Note: Numbers in brackets refer to research references. See Low Carb Eating References

Gallbladder problems were reported by 11 percent of registrants.

In describing her experience with high-protein, low-carbohydrate diets, a young registrant stated, “All I ate was meat and lots of cheese…I ended up having to have my gallbladder removed.” Her doctor told her that her gallbladder problems were caused by a fatty diet.

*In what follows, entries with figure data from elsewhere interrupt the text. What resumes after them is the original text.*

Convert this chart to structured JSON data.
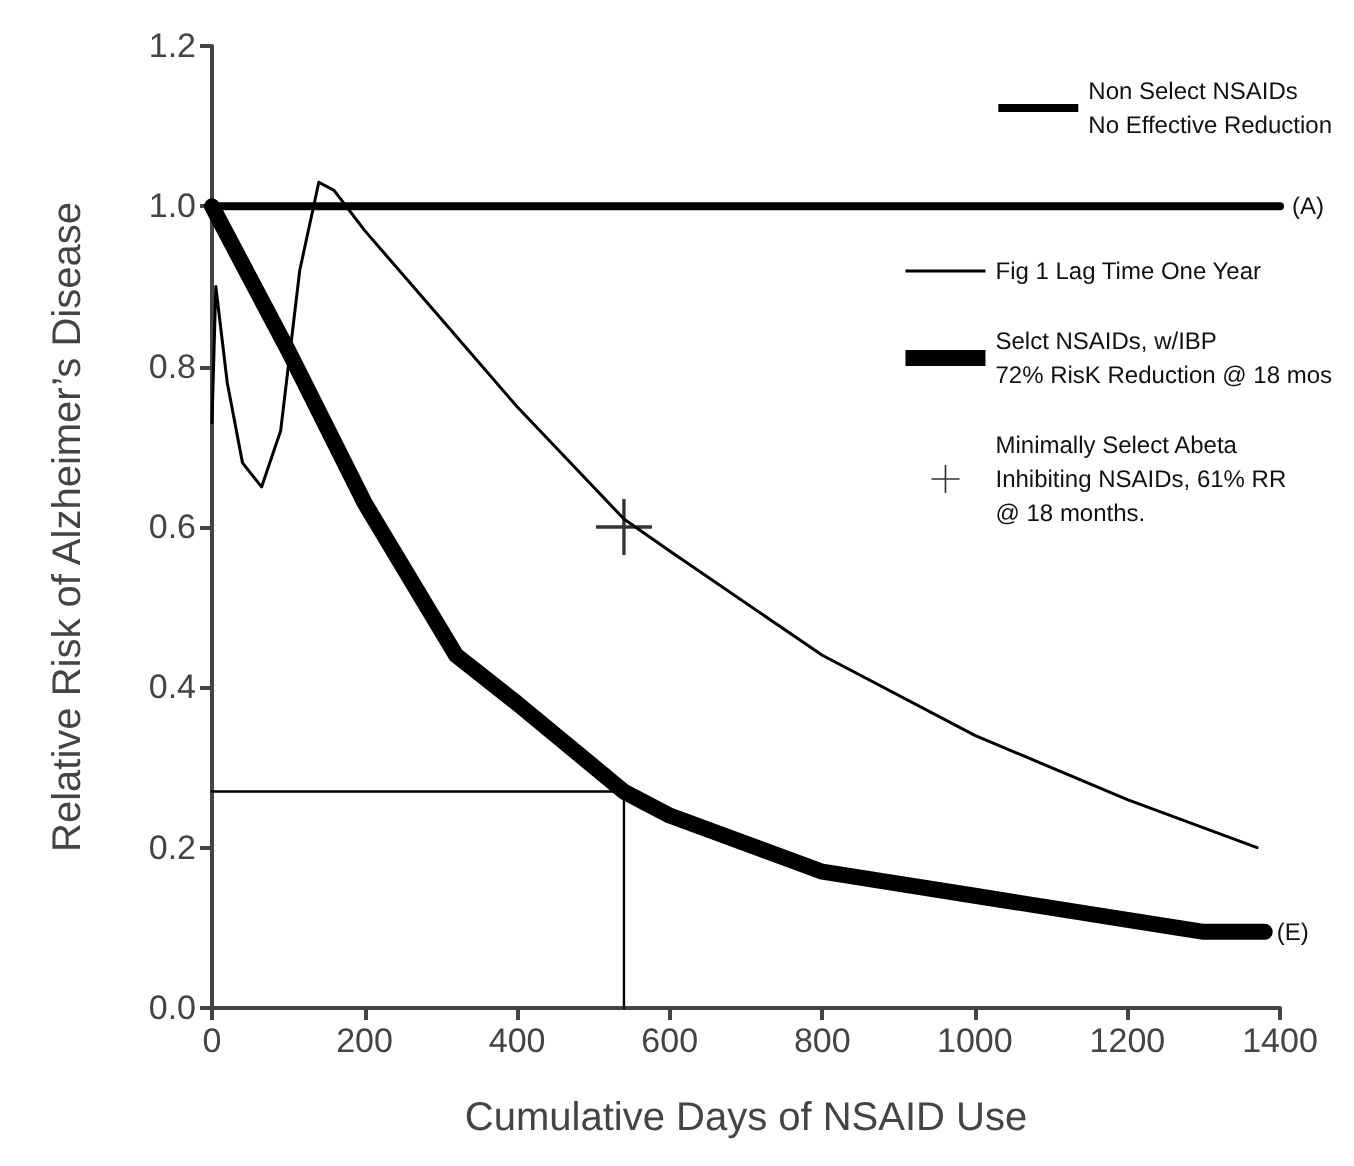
{
  "chart_data": {
    "type": "line",
    "xlabel": "Cumulative Days of NSAID Use",
    "ylabel": "Relative Risk of Alzheimer’s Disease",
    "xlim": [
      0,
      1400
    ],
    "xticks": [
      0,
      200,
      400,
      600,
      800,
      1000,
      1200,
      1400
    ],
    "ylim": [
      0,
      1.2
    ],
    "yticks": [
      {
        "value": 0,
        "label": "0.0"
      },
      {
        "value": 0.2,
        "label": "0.2"
      },
      {
        "value": 0.4,
        "label": "0.4"
      },
      {
        "value": 0.6,
        "label": "0.6"
      },
      {
        "value": 0.8,
        "label": "0.8"
      },
      {
        "value": 1.0,
        "label": "1.0"
      },
      {
        "value": 1.2,
        "label": "1.2"
      }
    ],
    "grid": false,
    "legend": "right",
    "marker": "none",
    "line_style": "solid",
    "series": [
      {
        "name": "Non Select NSAIDs\nNo Effective Reduction",
        "color": "#000000",
        "x": [
          0,
          1400
        ],
        "values": [
          1.0,
          1.0
        ]
      },
      {
        "name": "Fig 1 Lag Time One Year",
        "color": "#000000",
        "x": [
          0,
          5,
          20,
          40,
          65,
          90,
          115,
          140,
          160,
          200,
          300,
          400,
          540,
          600,
          800,
          1000,
          1200,
          1370
        ],
        "values": [
          0.73,
          0.9,
          0.78,
          0.68,
          0.65,
          0.72,
          0.92,
          1.03,
          1.02,
          0.97,
          0.86,
          0.75,
          0.61,
          0.57,
          0.44,
          0.34,
          0.26,
          0.2
        ]
      },
      {
        "name": "Selct NSAIDs, w/IBP\n72% RisK Reduction @ 18 mos",
        "color": "#000000",
        "x": [
          0,
          100,
          200,
          320,
          400,
          540,
          600,
          800,
          1000,
          1200,
          1300,
          1380
        ],
        "values": [
          1.0,
          0.82,
          0.63,
          0.44,
          0.38,
          0.27,
          0.24,
          0.17,
          0.14,
          0.11,
          0.095,
          0.095
        ]
      },
      {
        "name": "Minimally Select Abeta\nInhibiting NSAIDs, 61% RR\n@ 18 months.",
        "type": "scatter",
        "marker": "cross",
        "color": "#000000",
        "x": [
          540
        ],
        "values": [
          0.6
        ]
      },
      {
        "color": "#000000",
        "x": [
          0,
          540,
          540
        ],
        "values": [
          0.27,
          0.27,
          0
        ]
      }
    ],
    "annotations": [
      {
        "text": "(A)",
        "x": 1400,
        "y": 1.0
      },
      {
        "text": "(E)",
        "x": 1380,
        "y": 0.095
      }
    ]
  }
}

Risk of diseases of the gallbladder, including gallstones, gallbladder inflammation, and cholestasis (a sludge-like build up in the gallbladder), are increased with obesity, fasting, and rapid weight loss. A low-fat diet is usually the dietary treatment for acute gallbladder inflammation. (16) The consumption of meaty diets has been shown to nearly double the risk of gallstones as compared to vegetarian diets in women. (27)

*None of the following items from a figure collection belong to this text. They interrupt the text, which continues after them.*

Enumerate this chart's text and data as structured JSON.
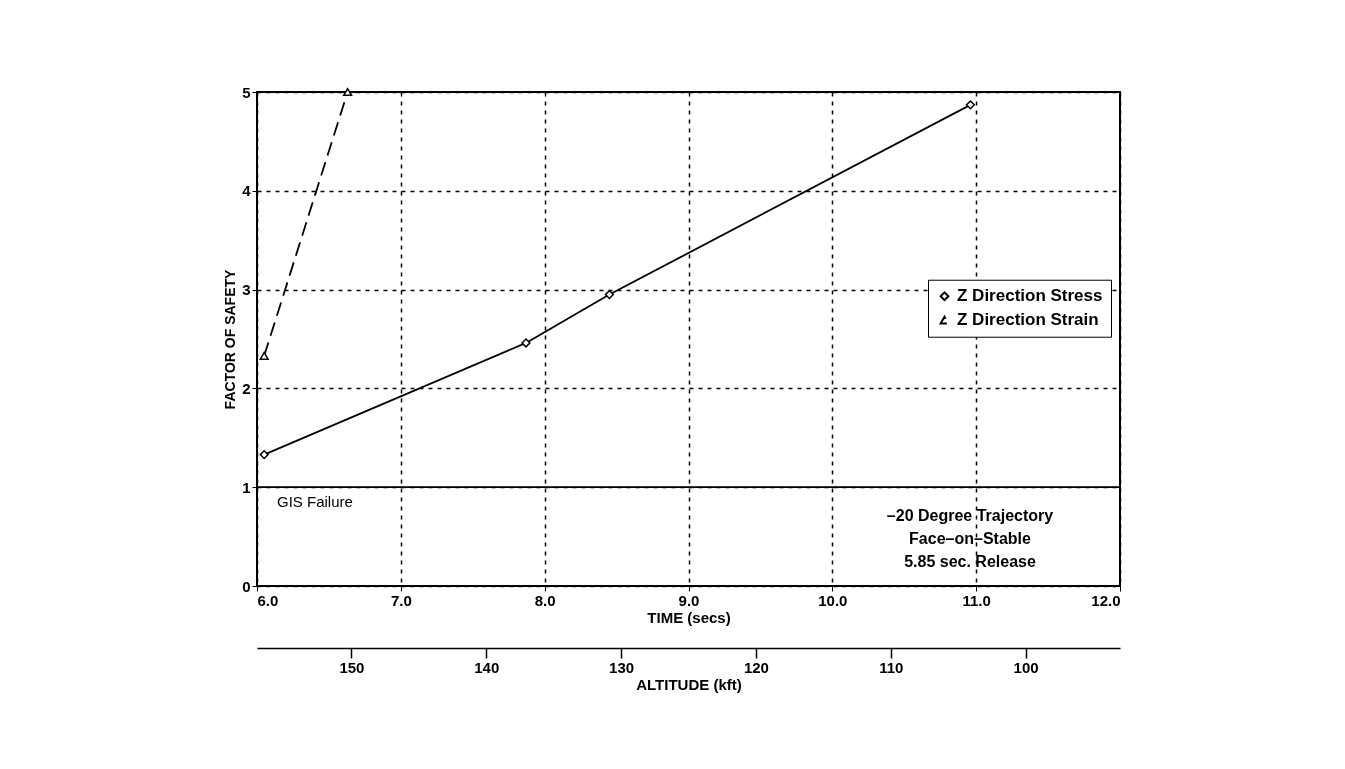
{
  "chart_data": {
    "type": "line",
    "xlabel": "TIME (secs)",
    "ylabel": "FACTOR OF SAFETY",
    "x2label": "ALTITUDE (kft)",
    "series": [
      {
        "name": "Z Direction Stress",
        "color": "#000000",
        "marker": "diamond",
        "line_style": "solid",
        "x": [
          6.05,
          7.87,
          8.45,
          10.96
        ],
        "values": [
          1.33,
          2.46,
          2.95,
          4.87
        ]
      },
      {
        "name": "Z Direction Strain",
        "color": "#000000",
        "marker": "triangle",
        "line_style": "dashed",
        "x": [
          6.05,
          6.63
        ],
        "values": [
          2.33,
          5.0
        ]
      }
    ],
    "xlim": [
      6,
      12
    ],
    "ylim": [
      0,
      5
    ],
    "xticks": [
      {
        "value": 6,
        "label": "6.0"
      },
      {
        "value": 7,
        "label": "7.0"
      },
      {
        "value": 8,
        "label": "8.0"
      },
      {
        "value": 9,
        "label": "9.0"
      },
      {
        "value": 10,
        "label": "10.0"
      },
      {
        "value": 11,
        "label": "11.0"
      },
      {
        "value": 12,
        "label": "12.0"
      }
    ],
    "yticks": [
      0,
      1,
      2,
      3,
      4,
      5
    ],
    "x2lim": [
      157,
      93
    ],
    "x2ticks": [
      150,
      140,
      130,
      120,
      110,
      100
    ],
    "ref_lines": [
      {
        "axis": "y",
        "value": 1,
        "label": "GIS Failure",
        "color": "#000000",
        "line_style": "solid"
      }
    ],
    "annotations": [
      "–20 Degree Trajectory",
      "Face–on–Stable",
      "5.85 sec. Release"
    ],
    "grid": true,
    "legend": "right"
  }
}
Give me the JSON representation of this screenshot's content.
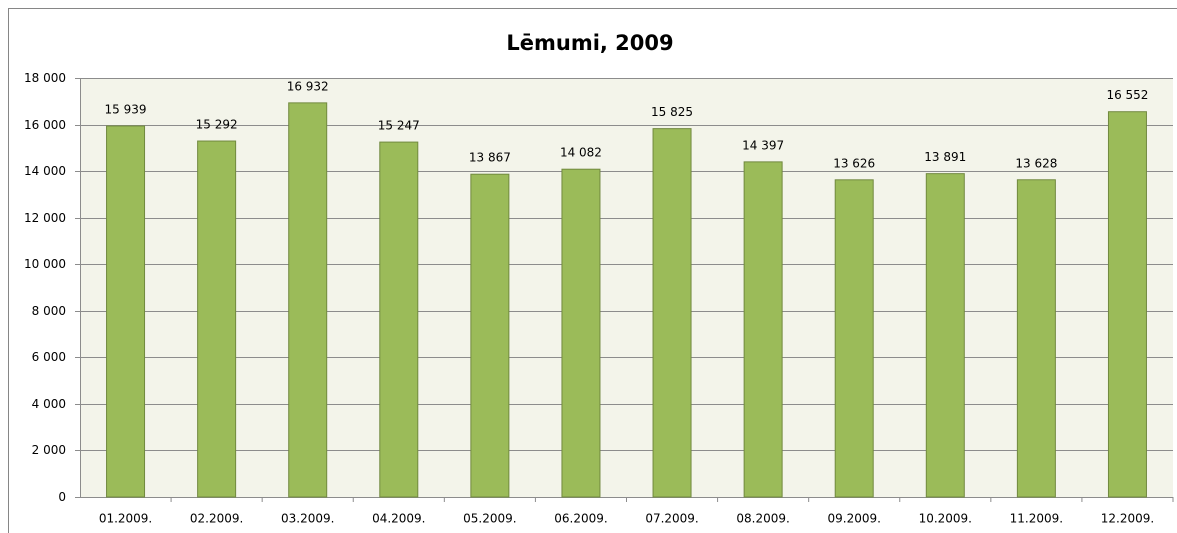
{
  "chart_data": {
    "type": "bar",
    "title": "Lēmumi, 2009",
    "categories": [
      "01.2009.",
      "02.2009.",
      "03.2009.",
      "04.2009.",
      "05.2009.",
      "06.2009.",
      "07.2009.",
      "08.2009.",
      "09.2009.",
      "10.2009.",
      "11.2009.",
      "12.2009."
    ],
    "values": [
      15939,
      15292,
      16932,
      15247,
      13867,
      14082,
      15825,
      14397,
      13626,
      13891,
      13628,
      16552
    ],
    "value_labels": [
      "15 939",
      "15 292",
      "16 932",
      "15 247",
      "13 867",
      "14 082",
      "15 825",
      "14 397",
      "13 626",
      "13 891",
      "13 628",
      "16 552"
    ],
    "color": "#9bbb59",
    "ylim": [
      0,
      18000
    ],
    "yticks": [
      0,
      {
        "value": 2000,
        "label": "2 000"
      },
      {
        "value": 4000,
        "label": "4 000"
      },
      {
        "value": 6000,
        "label": "6 000"
      },
      {
        "value": 8000,
        "label": "8 000"
      },
      {
        "value": 10000,
        "label": "10 000"
      },
      {
        "value": 12000,
        "label": "12 000"
      },
      {
        "value": 14000,
        "label": "14 000"
      },
      {
        "value": 16000,
        "label": "16 000"
      },
      {
        "value": 18000,
        "label": "18 000"
      }
    ],
    "grid": true
  }
}
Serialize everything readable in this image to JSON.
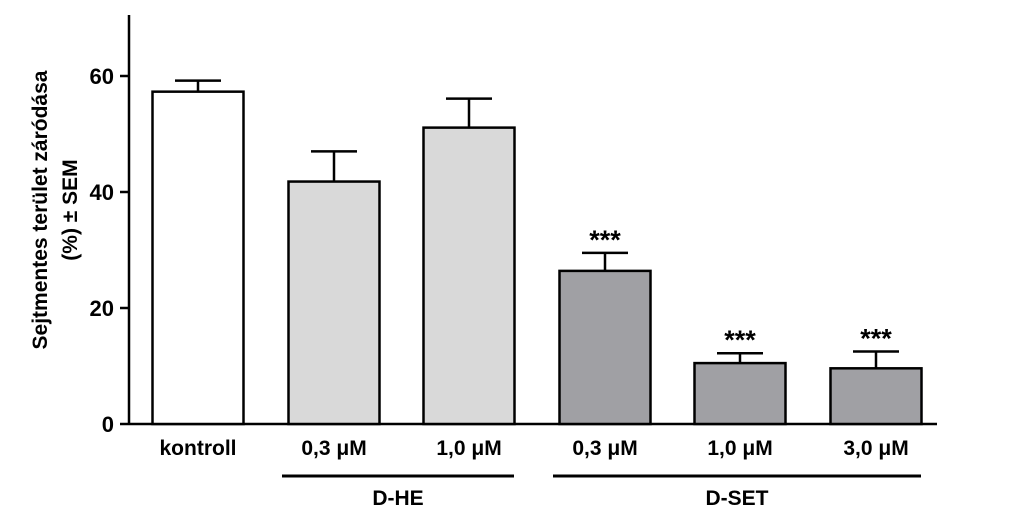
{
  "chart_data": {
    "type": "bar",
    "ylabel_line1": "Sejtmentes terület záródása",
    "ylabel_line2": "(%) ± SEM",
    "ylim": [
      0,
      70
    ],
    "yticks": [
      0,
      20,
      40,
      60
    ],
    "categories": [
      "kontroll",
      "0,3 μM",
      "1,0 μM",
      "0,3 μM",
      "1,0 μM",
      "3,0 μM"
    ],
    "values": [
      57.3,
      41.8,
      51.1,
      26.4,
      10.5,
      9.6
    ],
    "sem": [
      1.9,
      5.2,
      5.0,
      3.1,
      1.7,
      2.9
    ],
    "significance": [
      "",
      "",
      "",
      "***",
      "***",
      "***"
    ],
    "groups": [
      {
        "name": "D-HE",
        "category_indices": [
          1,
          2
        ]
      },
      {
        "name": "D-SET",
        "category_indices": [
          3,
          4,
          5
        ]
      }
    ],
    "bar_colors": [
      "#ffffff",
      "#d9d9d9",
      "#d9d9d9",
      "#a0a0a4",
      "#a0a0a4",
      "#a0a0a4"
    ]
  }
}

Osteoporosis was reported by 3 percent of the registrants.

Elevated protein intake is known to encourage urinary calcium losses and has been shown to increase risk of fracture in cross-cultural and prospective studies.(10), (11) When carbohydrate is limited and a ketotic state is induced, this effect is magnified by the metabolic acidosis produced. (17) In a 2002 study of 10 healthy individuals put on a low-carbohydrate, high-protein diet for six weeks under controlled conditions, urinary calcium losses increased 55 percent (from 160 to 248 mg/d, P < 0.01). (8) The researchers concluded that the diet presents a marked acid load to the kidney, increases the risk for kidney stones, and may increase the risk for bone loss.